こんにちは。武井です。
最近、頭の中が複雑系になってしまって、全然ブログが書けないのですが、この話だけは文書化して残しておきたいと直感的に思いました。
僕は本業である不動産テック事業や人材シェアリング事業とは、ほとほと関係のない「新しい組織」「新しい経済」「新しい税金」「新しい社会システム」などの研究を個人的にずっとやっています。まあ個人的なものなので研究ってほど大それたものではないですが。
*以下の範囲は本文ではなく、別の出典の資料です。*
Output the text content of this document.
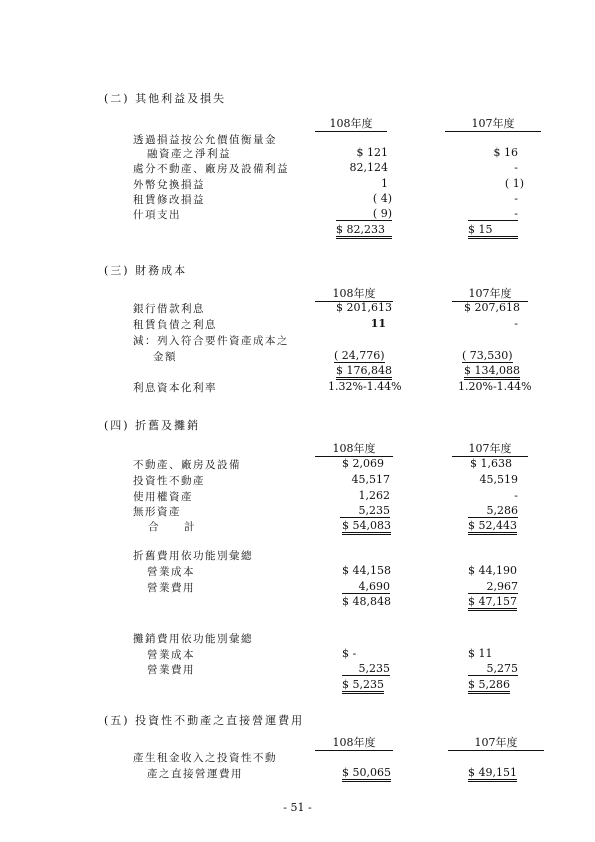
(二) 其他利益及損失
108年度	107年度
透過損益按公允價值衡量金
融資產之淨利益	$ 121	$ 16
處分不動產、廠房及設備利益	82,124	-
外幣兌換損益	1	( 1)
租賃修改損益	( 4)	-
什項支出	( 9)	-
$ 82,233	$ 15
(三) 財務成本
108年度	107年度
銀行借款利息	$ 201,613	$ 207,618
租賃負債之利息	11	-
減：列入符合要件資產成本之
金額	( 24,776)	( 73,530)
$ 176,848	$ 134,088
利息資本化利率	1.32%-1.44%	1.20%-1.44%
(四) 折舊及攤銷
108年度	107年度
不動產、廠房及設備	$ 2,069	$ 1,638
投資性不動產	45,517	45,519
使用權資產	1,262	-
無形資產	5,235	5,286
合　　計	$ 54,083	$ 52,443
折舊費用依功能別彙總
營業成本	$ 44,158	$ 44,190
營業費用	4,690	2,967
$ 48,848	$ 47,157
攤銷費用依功能別彙總
營業成本	$ -	$ 11
營業費用	5,235	5,275
$ 5,235	$ 5,286
(五) 投資性不動產之直接營運費用
108年度	107年度
產生租金收入之投資性不動
產之直接營運費用	$ 50,065	$ 49,151
- 51 -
なぜこういうものに関心が向いてしまうのか。自分でも止められない衝動なんですけど笑、理不尽なものがとにかく嫌いなんですよね。それに対する憤りというか、そういう想いが根源にあって。でもこれも、あんまり崇高なものというよりも、先生や学校に無条件に反抗する中学生みたいなアナーキー情動に近い気がしますが(笑)。
「株式会社の問題点」「資本主義の欠点」「法律の不完全さ」「税金の効率の悪さ」「ヒエラルキー組織の古い前提」とか、そういうものを調べて根本的な問題点を見つけたり、それに対する根本的な改善策を考えることが異常に好きなんですよね。ただ現実を置いてけぼりにしてしまいがちで妄想的なのが玉に瑕。
それは置いておいて、過去にもFacebookなどでちょいちょい触れてきましたが、
が言語化できたという投稿が、なかなか反応が多くてこれはちゃんとまとめた上で公開しないと申し訳ないなと思うに至ったわけです。
ご存知の方も多いと思いますが、王政主義、独裁主義、社会主義、そして資本主義と、各々の名称はさておき、社会システムってそれ自体が80年周期ぐらいで変わり続けているらしいんです。こういうのは僕の説明よりも専門の文献を読んでもらう方が良いと思いますので詳細は省きます。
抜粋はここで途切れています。